On June 25, 2009, the Golden State Warriors drafted Steph Curry. Ten years and 16 days later, the Oklahoma City Thunder traded Russell Westbrook to the Houston Rockets. With that move, Curry moved to second in the NBA for longest tenure with his current team. The only player he sits behind is Udonis Haslem, though that feels like a technicality. At this point, Haslem is essentially an assistant coach for the Miami Heat, having appeared in just 43 games and played fewer than 300 minutes over the last four seasons combined.
During his time in the Bay Area, Curry has had 106 teammates who have appeared in at least one game. Some played in exactly one game, while others played in hundreds. Some never actually played in a game that Curry was active for, while others formed historically great partnerships with him.
And I’m ranking all 106, one a day, over the course of three months.
Players are ranked — and stats are shown — based only on their time as Curry’s teammate. How good/bad they were in other organizations doesn’t matter. How good/bad they were on pre-2009-10 Warriors teams doesn’t matter.

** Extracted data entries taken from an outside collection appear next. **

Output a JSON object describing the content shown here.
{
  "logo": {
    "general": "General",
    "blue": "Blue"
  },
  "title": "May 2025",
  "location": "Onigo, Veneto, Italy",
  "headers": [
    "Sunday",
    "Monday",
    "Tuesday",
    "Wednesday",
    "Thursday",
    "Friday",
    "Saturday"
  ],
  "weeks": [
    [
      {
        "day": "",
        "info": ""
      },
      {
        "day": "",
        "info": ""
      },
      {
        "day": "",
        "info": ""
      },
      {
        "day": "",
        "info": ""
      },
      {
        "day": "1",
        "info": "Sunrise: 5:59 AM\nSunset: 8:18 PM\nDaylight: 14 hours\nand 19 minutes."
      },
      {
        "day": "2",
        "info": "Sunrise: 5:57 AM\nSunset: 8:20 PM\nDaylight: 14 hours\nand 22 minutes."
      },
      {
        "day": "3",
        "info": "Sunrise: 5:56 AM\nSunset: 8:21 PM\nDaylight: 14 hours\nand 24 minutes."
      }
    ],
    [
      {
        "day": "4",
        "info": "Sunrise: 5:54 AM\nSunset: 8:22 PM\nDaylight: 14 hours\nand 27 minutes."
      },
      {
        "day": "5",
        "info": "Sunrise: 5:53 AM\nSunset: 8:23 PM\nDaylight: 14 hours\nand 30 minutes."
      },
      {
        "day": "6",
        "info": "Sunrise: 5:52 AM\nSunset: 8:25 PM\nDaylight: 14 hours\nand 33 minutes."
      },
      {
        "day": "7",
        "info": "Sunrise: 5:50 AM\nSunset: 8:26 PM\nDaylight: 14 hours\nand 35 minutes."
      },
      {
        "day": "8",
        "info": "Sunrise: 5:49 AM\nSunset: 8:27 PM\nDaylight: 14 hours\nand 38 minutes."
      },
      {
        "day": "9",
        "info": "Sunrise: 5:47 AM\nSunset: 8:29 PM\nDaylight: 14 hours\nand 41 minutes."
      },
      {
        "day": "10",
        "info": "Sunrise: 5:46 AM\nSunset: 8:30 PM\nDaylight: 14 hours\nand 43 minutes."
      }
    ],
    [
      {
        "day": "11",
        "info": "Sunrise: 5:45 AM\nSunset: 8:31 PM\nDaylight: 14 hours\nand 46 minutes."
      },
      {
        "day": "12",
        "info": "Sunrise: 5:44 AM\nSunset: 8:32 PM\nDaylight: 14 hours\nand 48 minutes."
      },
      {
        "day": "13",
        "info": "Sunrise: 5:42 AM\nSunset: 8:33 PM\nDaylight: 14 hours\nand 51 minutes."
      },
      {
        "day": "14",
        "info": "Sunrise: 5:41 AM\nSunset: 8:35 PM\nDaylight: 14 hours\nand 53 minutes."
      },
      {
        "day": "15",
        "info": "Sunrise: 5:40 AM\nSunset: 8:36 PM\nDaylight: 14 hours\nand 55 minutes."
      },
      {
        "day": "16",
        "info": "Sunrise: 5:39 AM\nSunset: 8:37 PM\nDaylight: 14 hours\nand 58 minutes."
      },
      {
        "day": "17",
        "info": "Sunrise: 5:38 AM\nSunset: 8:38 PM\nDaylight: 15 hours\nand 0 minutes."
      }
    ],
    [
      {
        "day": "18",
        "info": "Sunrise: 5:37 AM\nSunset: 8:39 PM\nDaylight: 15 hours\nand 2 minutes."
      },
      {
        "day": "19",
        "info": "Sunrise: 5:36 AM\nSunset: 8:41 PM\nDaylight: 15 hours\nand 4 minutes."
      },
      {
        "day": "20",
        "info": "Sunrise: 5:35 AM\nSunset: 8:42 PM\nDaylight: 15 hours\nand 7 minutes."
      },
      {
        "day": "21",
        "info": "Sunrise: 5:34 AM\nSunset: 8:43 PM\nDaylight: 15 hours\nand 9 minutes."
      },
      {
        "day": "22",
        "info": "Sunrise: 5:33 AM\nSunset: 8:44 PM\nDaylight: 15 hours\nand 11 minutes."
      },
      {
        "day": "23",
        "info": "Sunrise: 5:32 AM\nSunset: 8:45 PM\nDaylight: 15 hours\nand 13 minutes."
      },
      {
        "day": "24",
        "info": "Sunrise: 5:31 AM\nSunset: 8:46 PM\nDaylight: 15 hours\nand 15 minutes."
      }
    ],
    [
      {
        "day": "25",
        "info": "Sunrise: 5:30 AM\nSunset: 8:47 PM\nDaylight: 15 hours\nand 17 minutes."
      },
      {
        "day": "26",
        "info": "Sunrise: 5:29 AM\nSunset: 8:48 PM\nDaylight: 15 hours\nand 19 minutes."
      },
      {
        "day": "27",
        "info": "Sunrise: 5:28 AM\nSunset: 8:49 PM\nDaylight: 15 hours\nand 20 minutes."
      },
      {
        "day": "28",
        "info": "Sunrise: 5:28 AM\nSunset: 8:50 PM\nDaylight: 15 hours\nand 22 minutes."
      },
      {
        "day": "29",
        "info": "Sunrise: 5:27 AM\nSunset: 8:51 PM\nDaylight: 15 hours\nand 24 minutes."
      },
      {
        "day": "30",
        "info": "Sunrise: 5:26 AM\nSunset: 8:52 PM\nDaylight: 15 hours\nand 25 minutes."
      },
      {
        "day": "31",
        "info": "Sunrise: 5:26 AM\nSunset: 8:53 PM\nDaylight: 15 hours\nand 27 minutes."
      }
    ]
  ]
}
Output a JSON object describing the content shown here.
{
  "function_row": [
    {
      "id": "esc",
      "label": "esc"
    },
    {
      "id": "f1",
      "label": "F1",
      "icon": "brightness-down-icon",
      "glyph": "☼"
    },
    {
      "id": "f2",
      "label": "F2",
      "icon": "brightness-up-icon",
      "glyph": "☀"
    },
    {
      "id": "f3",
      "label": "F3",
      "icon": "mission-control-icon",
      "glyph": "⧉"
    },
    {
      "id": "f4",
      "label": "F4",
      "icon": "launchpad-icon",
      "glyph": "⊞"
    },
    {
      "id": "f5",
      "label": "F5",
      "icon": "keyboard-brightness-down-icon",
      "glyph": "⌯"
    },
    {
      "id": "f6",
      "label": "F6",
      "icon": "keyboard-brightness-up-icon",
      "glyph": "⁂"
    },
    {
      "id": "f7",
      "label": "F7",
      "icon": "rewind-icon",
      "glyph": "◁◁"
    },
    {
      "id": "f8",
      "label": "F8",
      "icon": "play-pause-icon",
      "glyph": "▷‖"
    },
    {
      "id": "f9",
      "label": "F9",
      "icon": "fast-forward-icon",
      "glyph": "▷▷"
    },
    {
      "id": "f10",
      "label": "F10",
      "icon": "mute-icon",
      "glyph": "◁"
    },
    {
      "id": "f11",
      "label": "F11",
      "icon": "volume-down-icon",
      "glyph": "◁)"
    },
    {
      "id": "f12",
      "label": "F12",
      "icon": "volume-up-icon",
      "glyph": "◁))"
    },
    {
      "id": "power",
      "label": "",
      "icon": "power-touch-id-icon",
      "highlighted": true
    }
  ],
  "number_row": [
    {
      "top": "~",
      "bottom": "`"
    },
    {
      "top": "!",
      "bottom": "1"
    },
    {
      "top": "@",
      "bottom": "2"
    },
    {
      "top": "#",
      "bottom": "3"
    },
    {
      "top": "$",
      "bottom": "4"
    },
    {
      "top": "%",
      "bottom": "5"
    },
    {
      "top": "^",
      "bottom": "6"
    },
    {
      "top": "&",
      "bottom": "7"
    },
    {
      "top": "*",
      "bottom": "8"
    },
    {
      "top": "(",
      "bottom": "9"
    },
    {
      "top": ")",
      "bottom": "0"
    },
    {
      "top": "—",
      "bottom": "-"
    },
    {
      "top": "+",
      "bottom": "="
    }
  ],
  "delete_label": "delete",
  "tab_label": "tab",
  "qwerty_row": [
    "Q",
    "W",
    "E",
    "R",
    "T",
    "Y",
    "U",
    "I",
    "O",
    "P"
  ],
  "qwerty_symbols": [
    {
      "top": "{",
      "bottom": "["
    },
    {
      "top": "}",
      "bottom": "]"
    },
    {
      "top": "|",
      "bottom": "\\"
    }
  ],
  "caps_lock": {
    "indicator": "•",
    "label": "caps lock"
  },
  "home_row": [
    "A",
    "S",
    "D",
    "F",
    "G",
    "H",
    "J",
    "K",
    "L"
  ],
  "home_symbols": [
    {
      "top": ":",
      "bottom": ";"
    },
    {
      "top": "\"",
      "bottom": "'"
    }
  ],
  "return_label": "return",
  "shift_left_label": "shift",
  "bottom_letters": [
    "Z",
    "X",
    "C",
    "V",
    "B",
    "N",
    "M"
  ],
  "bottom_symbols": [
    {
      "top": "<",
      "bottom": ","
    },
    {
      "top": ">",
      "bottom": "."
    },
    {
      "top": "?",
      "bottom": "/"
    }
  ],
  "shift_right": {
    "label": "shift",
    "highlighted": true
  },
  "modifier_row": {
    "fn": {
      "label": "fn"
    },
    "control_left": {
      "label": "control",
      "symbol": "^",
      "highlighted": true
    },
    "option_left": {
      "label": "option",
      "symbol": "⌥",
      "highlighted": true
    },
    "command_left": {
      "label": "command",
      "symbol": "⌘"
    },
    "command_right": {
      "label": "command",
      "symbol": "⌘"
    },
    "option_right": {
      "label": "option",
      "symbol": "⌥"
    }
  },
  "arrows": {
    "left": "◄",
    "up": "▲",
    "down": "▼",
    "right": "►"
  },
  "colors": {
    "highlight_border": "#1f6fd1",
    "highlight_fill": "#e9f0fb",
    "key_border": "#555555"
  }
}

To see all of the rankings thus far, you can click on the “Ranking Steph’s teammates” tag at the top of the article.
#88 — Coby Karl
Games: 4 (T-98th out of 106)
Points per game: 7.0 (42nd out of 106)
Rebounds per game: 4.0 (T-29th out of 106)
Assists per game: 3.8 (8th out of 106)
I was today years old when I found out that Coby Karl is one of Steph Curry’s ten most prolific teammates when it comes to passing the ball. He finished 8th in assists per game of all the players on this list!
The per game stats paint a player who should be a lot higher than 88th, but a little digging shows the numbers to be a touch fraudulent. After all, there’s a reason Karl only played four games with the Warriors. And there’s a reason he never played another NBA game after his stint in Oakland.
Not unlike how they’ve handled the 2019-20 season, the Warriors signed Karl to a 10-day contract in 2009-10, and set him loose on the court. He played big minutes in all four of his games with the Dubs, averaging 27 minutes a night. So if you’re wondering how he averaged 7.0 points, 4.0 rebounds, and 3.8 assists per game, that’s how: he played a lot.
He even got one start — the only one of his career — where he got to form a star backcourt next to Curry and Monta Ellis. Curry had 23 points on 9-15 shooting that game, so clearly Karl’s gravity was something special.
Karl struggled shooting the ball with the Warriors, making just 11 of 32 shots, and going 2-11 from beyond the arc. He had 14 fouls in just four games, which is funny because he only had four fouls in the other 20 games he played in his career.
If there’s any consolation to his mediocre stint with the Warriors, it’s that it wasn’t the worst stint in his career. Earlier in the 2009-10 season he spent three games with the Cleveland Cavaliers, and averaged 0.0 points, 0.7 rebounds, 0.0 assists, 0.0 steals, 0.0 blocks, and 1.3 turnovers per game.
Ultimately, playing wasn’t the best option for him, and now he’s following in the footsteps of his father, former Warriors head coach (and former NBA Coach of the Year) George Karl. Since 2016, Coby has been a head coach in the G League, and seems to be doing quite well.
His time as Curry’s teammate wasn’t very memorable, but he may coach against Curry one day. We’ll see how that goes.